Fish also grow fast in the river. The percentage of rainbows that are 16 inches in length or longer has increased steadily over the last six years from 17 percent in 2009 to a high of 54 percent in 2014, according to WGFD.
Such productive water is due in part to a cooperative effort between WGFD and the Bureau of Reclamation to boost flows through Boysen Dam in the springtime to flush fine sediment out of the river’s gravel. The fine dirt can smother fish eggs as well as aquatic bugs. More bugs and more fish that hatch means more food for fish.
It’s a combination that has brought Bozeman fishing guide Ryan Eisfeldt to Wyoming’s tailwater stretch of the Bighorn River for about the last 10 years. He gathers in the spring with other friends from as far away as Seattle and St. Louis to spend a week casting to the river’s sometimes finicky trout.
Given that Bozeman is at the eye of what many consider a western trout Mecca, it may seem surprising that Eisfeldt would drive 300 miles for six hours towing a drift boat when out his back door are the fabled Gallatin, Madison and Yellowstone rivers. Yet a glance around here shows few other anglers and only a couple of rigs at the boat launch even though it’s a Saturday. That wouldn’t be the case back home.
Collins has noticed the solitude, as well. Even though he’s fishing just upstream from the fishing access site, he rarely has company for more than 15 minutes. Then the boaters float downstream and he’s alone again.
For Montana anglers, Wyoming fishing is a different ballgame in one very profound way: on private property anglers cannot wade in the river, on the shore or even drop anchor from a boat without landowner permission. In Montana, the river banks to the high water mark and stream bottoms are public property.

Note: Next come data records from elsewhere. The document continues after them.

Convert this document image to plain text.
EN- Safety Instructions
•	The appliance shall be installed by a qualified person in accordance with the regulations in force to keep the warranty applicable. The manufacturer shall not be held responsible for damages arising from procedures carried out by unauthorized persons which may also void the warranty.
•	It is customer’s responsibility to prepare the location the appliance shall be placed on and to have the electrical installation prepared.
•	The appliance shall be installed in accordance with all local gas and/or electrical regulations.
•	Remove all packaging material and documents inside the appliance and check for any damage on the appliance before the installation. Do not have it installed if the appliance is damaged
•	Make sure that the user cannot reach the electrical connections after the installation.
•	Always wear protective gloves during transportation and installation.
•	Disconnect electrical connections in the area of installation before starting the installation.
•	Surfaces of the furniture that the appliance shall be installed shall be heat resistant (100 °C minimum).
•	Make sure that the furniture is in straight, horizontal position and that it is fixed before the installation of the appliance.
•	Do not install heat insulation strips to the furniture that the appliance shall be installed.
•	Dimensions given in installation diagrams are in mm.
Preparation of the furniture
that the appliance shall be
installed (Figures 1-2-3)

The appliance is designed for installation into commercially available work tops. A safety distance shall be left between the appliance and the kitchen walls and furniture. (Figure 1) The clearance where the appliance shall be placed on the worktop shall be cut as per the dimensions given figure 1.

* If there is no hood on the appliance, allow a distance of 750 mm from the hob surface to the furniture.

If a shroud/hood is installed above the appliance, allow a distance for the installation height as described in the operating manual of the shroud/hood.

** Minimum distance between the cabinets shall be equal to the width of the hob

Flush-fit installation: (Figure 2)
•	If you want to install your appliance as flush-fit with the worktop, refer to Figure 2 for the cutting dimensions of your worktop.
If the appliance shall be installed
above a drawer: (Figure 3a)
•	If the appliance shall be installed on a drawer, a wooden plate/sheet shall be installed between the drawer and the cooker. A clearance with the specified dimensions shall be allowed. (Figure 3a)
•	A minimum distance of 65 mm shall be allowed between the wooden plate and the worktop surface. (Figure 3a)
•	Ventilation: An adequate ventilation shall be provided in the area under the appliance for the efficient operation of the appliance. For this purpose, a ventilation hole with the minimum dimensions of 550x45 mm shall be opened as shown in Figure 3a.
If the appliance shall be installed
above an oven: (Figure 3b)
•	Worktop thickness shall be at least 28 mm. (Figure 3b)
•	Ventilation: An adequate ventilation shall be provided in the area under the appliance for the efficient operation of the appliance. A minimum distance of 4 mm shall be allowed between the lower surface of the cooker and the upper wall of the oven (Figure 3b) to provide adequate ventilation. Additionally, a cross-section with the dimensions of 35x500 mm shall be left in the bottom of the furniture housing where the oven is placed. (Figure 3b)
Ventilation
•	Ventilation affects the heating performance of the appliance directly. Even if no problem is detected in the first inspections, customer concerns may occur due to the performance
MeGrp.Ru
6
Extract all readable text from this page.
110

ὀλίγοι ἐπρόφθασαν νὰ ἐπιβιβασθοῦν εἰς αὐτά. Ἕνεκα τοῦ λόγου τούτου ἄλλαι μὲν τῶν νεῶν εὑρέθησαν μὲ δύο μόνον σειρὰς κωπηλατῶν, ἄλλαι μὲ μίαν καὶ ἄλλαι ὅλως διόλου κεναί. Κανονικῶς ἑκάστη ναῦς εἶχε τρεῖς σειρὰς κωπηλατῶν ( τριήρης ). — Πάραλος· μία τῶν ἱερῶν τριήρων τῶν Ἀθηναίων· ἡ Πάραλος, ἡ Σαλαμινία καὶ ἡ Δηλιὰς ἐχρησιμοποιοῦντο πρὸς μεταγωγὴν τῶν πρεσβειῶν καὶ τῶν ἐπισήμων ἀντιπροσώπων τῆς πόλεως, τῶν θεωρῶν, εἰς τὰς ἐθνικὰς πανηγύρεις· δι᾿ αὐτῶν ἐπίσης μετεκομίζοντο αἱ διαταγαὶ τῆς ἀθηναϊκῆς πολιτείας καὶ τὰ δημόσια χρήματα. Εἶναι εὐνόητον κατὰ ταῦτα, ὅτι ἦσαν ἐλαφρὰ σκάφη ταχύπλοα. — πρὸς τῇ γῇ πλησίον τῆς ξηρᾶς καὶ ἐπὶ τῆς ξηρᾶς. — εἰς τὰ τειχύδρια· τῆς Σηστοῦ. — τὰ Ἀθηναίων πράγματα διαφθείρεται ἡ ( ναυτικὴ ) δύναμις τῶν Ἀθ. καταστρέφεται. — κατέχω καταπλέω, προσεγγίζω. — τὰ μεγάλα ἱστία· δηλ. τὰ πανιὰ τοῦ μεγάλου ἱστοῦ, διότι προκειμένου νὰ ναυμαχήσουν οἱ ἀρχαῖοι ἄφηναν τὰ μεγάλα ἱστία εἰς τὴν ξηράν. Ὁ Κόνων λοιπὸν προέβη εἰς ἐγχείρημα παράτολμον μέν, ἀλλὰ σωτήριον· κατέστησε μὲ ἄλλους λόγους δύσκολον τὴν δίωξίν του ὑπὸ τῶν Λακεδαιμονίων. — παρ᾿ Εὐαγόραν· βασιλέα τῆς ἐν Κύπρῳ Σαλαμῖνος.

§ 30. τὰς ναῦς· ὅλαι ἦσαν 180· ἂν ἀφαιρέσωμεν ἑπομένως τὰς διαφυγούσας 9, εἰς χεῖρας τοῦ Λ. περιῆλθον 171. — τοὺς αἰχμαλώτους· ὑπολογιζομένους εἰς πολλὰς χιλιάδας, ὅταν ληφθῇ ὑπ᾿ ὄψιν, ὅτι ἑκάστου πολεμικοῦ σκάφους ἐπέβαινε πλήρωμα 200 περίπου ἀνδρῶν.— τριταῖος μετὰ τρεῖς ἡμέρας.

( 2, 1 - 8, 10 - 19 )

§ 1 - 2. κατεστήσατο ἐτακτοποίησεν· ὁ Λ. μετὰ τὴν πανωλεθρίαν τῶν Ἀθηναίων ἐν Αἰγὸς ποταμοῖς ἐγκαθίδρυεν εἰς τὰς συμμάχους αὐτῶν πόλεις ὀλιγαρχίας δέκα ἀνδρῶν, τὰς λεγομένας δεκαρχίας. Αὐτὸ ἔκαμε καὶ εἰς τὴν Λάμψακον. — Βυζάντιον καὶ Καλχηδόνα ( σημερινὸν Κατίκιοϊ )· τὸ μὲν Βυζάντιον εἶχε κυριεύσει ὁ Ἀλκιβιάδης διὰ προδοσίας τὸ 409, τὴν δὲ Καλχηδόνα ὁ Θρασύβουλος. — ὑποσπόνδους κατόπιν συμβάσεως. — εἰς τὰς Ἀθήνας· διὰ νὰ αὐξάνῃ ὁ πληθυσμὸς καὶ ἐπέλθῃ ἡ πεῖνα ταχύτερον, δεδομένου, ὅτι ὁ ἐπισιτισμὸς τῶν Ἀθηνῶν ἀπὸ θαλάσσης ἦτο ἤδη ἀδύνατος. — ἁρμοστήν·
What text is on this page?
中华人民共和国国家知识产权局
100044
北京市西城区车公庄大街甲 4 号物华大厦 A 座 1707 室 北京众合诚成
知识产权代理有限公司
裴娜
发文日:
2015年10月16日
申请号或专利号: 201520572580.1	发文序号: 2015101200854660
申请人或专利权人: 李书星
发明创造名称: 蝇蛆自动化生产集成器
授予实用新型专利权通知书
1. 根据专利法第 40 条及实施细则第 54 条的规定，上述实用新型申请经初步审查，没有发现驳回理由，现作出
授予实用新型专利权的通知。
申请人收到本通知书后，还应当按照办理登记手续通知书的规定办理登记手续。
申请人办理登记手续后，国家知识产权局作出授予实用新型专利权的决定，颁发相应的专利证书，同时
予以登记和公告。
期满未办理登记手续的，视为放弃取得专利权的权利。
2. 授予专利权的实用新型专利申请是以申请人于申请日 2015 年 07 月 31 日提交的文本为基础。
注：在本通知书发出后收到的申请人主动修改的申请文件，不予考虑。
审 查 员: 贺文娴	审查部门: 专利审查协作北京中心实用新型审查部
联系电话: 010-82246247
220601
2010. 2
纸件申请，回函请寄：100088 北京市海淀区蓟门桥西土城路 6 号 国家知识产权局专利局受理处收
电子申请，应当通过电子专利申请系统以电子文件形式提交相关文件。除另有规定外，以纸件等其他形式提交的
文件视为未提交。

Luckily, there are several public fishing access sites owned by the state around Thermopolis that make it easier for waders to fish. Anglers are also a common site in town and along the shores of the popular Hot Springs State Park, known for its hot mineral pools.
Anglers can also fish the Wind River Canyon, which is part of the Wind River Reservation, if they purchase a tribal fishing permit. The reservation boundary ends just below Boysen Dam. There are two public campgrounds — Upper and Lower Wind River campgrounds — which provide public access to that upper portion of the river, as well, where anglers don’t need a tribal permit.
Tying one on
At this time of the year, when rainbow trout are spawning, Collins said he was tying on “anything you can think of that will drive them nuts, or something they haven’t seen before.” He displayed a wide variety of tiny nymphs in his tackle box, colorful beadheads in small sizes — 18 to 20.
Eisfeldt’s crew had tried everything — from dry flies like small baetis to woolly buggers and nymphs.
“The fish are 16 to 17 inches on average, although we hooked and lost much larger ones,” Cole said. “Usually there are one or two big ones that snapped me off.”
The best spring fishing was on the cloudy, stormy days, Eisfeldt said. Those dimmer days also were more productive for brown trout, Collins added.
“The browns aren’t touching anything until after 4 in the afternoon, or early in the morning,” Collins said.
One other thing he noted: if the wind is blowing in the canyon it’s usually calm downstream from the canyon, and vice versa.
Before going back to Maine, Cole had one last goal in mind.
“I’m fishing for the elusive cutt,” he said.
So far the native fish had eluded him, but he was hoping his last day at Wedding of the Waters would hitch him up to a fat Snake River cutthroat trout. He wanted to capture his catch on video so the movie could sustain him after returning to snowbound Maine.
And if not, he would still enjoy the sunshine, the view of the Owl Creek Mountains and the call of blackbirds from the surrounding brush as he watched and waited for a trout to rise on a smooth stretch of the Bighorn River.